PROVO (ABC4News) – According to police documents, the nine-year-old girl described being held down while her father and step-mother put a towel over her face and then poured water over her nose and mouth. Thursday, just 13 days after the girl’s father was arrested, he was allowed a supervised visit.
Joseph Mitchell and Ilaria Mitchell were arrested on December 13th, and officially charged with child abuse on December 18th. Both were released from jail on a $15,000 bail.
The Division of Child and Family Services does not comment on specific cases and would not confirm the visitation, but in a recorded phone call to the girl’s grandmother, a case worker confirms and explains the visit. She said that despite the charges, Mitchell still retains his parental rights.
In a statement DCFS explains:
“Our mission at Utah DCFS is to keep children safe from abuse and neglect, and to help strengthen families. When a child does have to be separated from their family and placed in foster care to ensure their safety, our goal is reunification with the family whenever safely possible. Services are provided to work to address the reasons for a child’s removal, and to build a parent’s long-term capacity to safely care for their children. Throughout a foster care case the parent(s) and child are provided separate legal representation, and they participate in hearings at regular intervals.

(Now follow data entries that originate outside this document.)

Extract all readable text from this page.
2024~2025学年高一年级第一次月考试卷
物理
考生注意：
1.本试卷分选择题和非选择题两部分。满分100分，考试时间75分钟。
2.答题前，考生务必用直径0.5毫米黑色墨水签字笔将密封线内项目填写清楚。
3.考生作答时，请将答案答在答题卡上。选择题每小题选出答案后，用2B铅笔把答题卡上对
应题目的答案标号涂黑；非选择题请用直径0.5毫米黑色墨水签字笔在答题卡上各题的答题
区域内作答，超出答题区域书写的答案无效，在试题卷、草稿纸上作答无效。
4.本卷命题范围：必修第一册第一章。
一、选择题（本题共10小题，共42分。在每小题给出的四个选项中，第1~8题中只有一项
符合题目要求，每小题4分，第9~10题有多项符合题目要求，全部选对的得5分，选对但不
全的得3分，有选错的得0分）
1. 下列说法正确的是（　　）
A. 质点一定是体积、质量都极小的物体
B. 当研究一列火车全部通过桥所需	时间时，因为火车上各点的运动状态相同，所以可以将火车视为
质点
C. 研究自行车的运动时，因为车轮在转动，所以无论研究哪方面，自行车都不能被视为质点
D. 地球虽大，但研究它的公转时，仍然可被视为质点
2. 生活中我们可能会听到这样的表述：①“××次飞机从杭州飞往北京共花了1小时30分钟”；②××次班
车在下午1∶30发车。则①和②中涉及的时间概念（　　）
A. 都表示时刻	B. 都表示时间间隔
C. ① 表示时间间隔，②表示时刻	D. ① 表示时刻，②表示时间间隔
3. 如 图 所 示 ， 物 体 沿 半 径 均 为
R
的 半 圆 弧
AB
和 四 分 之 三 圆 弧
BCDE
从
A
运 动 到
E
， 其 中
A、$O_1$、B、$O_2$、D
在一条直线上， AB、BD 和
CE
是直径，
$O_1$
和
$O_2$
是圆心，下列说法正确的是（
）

“The child’s safety is always paramount in any decisions regarding supervised visitation.
If during a supervised visit any interaction is found to be inappropriate, or the child wants the visit to end, the visit can be terminated immediately.
“Every parent has the right to reasonable visitation, unless restricted by the court (Utah Code Ann. §78A-6-106). A court may deny a request for visitation if they find that the child’s safety is at risk, including physical harm and/or the contact causing potential trauma due to the child’s fear of the parent “in light of the nature of the alleged abuse or neglect” (Utah Code Ann. 78A-6-312). If the court determines that reunification services are appropriate for the child and the child’s family, the court will order reasonable visitation. This will be continuously assessed and can be adjusted during the foster care case to account for the changing needs of the child.”